愛知で起きた事件、あえて詳細は記しませんが、パチンコが一因であるようです。でも何らしかの背景があるのだろうと思います。その事件に関してあるSNSで議論になっていて、このブログで〇〇障害に関して記した記事がリンクされていました。

 

その議論を傍観していて思ったのは、育児放棄をして子どもを死なせた事実は事実であり、多くの人はこの親に対して憤りを感じるわけです。たぶん、それが「依存症」であっても、他の障害があったとしてもあまり関係なく、そういうことは「あり得ない」ことで、多くの人にとってはどう考えても人間として絶対ダメなことなのだと思います。

 

で、私はどう感じたかというと、やりきれない思いです。たぶん、社会の中の人たちより、書類送検されたご両親に対しての怒りは感じていないと思います。正直、怒りの感情はほとんどなく、あるのは無力感と虚しさです。たぶん、ワンデーポートの活動を通しての経験がそうさせているのだと思います(依存症だから仕方ないということではありません)。

 

こういう言い方をすると批判されるかもしれませんが、そういう人間は存在するという実感があるからです。〇〇障害と診断が出るかもしれませんし、出ないかもしれませんが、そのように生まれついて、そのように育って、そのような人間になっていく人は世の中には一定数居て、一部は事件を起こすのだろうと思います。でも、それはその人の責任だけではないと思うのです。
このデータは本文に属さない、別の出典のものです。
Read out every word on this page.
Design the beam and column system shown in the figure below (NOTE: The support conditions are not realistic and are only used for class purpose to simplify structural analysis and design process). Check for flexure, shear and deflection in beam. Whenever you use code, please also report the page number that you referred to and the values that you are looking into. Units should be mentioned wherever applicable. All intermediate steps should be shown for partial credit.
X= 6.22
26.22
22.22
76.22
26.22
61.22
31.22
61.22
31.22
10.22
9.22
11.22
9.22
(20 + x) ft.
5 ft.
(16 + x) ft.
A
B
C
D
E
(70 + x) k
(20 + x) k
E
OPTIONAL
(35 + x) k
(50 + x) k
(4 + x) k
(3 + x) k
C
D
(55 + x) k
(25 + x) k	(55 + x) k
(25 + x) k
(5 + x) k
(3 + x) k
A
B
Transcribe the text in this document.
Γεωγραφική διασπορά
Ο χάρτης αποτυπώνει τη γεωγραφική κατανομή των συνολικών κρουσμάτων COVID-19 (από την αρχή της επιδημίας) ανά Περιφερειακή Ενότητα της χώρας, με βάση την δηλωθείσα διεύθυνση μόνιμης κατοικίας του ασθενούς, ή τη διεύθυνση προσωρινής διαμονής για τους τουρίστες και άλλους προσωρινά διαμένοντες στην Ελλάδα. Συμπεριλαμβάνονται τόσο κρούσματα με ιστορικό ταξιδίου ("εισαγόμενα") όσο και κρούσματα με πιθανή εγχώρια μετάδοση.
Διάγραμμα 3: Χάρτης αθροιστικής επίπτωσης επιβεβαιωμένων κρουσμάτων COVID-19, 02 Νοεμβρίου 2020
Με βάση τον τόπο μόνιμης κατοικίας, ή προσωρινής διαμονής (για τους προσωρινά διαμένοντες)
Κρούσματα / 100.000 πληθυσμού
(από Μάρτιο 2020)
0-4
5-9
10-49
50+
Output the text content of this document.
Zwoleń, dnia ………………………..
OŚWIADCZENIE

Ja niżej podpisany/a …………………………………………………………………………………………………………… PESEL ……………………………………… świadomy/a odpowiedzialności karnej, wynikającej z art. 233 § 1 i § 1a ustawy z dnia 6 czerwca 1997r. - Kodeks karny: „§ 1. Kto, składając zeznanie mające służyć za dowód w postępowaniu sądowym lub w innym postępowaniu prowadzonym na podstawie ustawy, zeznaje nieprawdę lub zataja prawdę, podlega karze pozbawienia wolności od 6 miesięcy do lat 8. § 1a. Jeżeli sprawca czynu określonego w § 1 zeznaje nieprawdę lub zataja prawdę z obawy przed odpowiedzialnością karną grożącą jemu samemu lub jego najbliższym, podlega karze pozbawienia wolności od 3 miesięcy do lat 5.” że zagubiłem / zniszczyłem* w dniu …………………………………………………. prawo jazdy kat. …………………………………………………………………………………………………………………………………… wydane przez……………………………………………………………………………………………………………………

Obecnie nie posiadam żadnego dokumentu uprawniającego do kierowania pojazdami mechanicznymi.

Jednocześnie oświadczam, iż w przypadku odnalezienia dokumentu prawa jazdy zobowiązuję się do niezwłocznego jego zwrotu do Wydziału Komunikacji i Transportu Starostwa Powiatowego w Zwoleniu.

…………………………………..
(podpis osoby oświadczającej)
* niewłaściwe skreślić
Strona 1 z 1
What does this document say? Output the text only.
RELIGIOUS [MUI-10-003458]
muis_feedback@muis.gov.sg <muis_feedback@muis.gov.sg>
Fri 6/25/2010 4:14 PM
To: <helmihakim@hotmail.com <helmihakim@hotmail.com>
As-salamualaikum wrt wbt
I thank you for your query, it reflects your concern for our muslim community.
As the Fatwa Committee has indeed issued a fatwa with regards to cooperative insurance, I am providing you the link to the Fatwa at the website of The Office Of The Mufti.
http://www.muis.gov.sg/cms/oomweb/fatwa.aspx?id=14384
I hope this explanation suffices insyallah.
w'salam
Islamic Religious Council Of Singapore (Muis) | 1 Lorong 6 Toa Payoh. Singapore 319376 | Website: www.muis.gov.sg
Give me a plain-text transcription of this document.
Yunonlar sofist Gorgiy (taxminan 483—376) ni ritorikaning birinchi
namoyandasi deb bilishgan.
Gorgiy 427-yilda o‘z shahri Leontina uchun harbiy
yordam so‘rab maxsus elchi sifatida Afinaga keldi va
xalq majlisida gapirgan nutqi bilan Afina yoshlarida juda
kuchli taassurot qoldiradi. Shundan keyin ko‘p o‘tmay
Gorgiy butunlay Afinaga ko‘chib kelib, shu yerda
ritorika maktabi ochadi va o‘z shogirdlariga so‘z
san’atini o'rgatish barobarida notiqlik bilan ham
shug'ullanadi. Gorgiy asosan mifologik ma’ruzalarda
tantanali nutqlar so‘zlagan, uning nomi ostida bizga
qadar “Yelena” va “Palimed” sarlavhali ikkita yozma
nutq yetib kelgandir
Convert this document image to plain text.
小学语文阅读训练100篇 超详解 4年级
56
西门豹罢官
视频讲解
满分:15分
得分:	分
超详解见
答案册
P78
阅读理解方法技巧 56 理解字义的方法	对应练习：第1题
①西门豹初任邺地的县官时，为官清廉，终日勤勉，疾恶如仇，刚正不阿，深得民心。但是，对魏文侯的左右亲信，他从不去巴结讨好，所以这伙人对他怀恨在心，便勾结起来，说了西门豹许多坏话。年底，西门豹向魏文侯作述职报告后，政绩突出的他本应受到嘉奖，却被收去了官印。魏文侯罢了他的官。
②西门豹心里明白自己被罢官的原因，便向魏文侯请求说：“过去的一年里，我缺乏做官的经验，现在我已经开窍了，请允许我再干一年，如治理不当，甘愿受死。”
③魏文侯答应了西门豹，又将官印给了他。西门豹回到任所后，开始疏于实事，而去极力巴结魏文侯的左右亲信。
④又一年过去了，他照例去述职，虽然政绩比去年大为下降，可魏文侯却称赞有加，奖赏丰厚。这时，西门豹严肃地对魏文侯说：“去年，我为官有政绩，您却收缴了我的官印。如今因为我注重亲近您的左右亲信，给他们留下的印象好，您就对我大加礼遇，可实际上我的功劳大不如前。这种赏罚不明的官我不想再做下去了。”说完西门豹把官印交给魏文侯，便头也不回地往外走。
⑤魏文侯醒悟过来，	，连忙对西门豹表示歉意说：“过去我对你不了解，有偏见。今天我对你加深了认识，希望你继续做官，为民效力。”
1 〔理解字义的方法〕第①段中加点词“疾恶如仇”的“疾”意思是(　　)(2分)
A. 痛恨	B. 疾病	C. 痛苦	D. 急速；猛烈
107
ワンデーポートで相談を受けていたり、支援していると自分の経験や基準では理解できない人で出会います。大部分はそういう人ではありませんが、私には支援が無理だと思うのです。ほんの一握りですが、「どうにもならない人」がいるということは17年間で実感してきました。だから、こういう事件が起きると怒りではなく、虚しさなのです。

 

そういう人たちの存在を、病気だからとか、依存症という言葉や、〇〇障害という言葉で社会に伝えたとしても、一般の人に理解をしてもらうことも、怒りを収めることもできないと思います。

 

ただ、思うのは、理解できない人たちに病名や障害という名前を用いないで、理解しようとする人が増えたら、「理解できない人」も救われるし、生きる場所を見いだせるかもしれないと思います。そして、そのような社会こそ、依存の問題やその他の障害を持つ人にとって真の意味で優しい社会になるのではないかと思うのです。

 

わけがわからないことを徒然に書いてしまいました。あえて、抽象的に記したので、どういうことかわからない人もいると思いますが、私に会ったときに「どういう意味なんだよ」と聞いてください。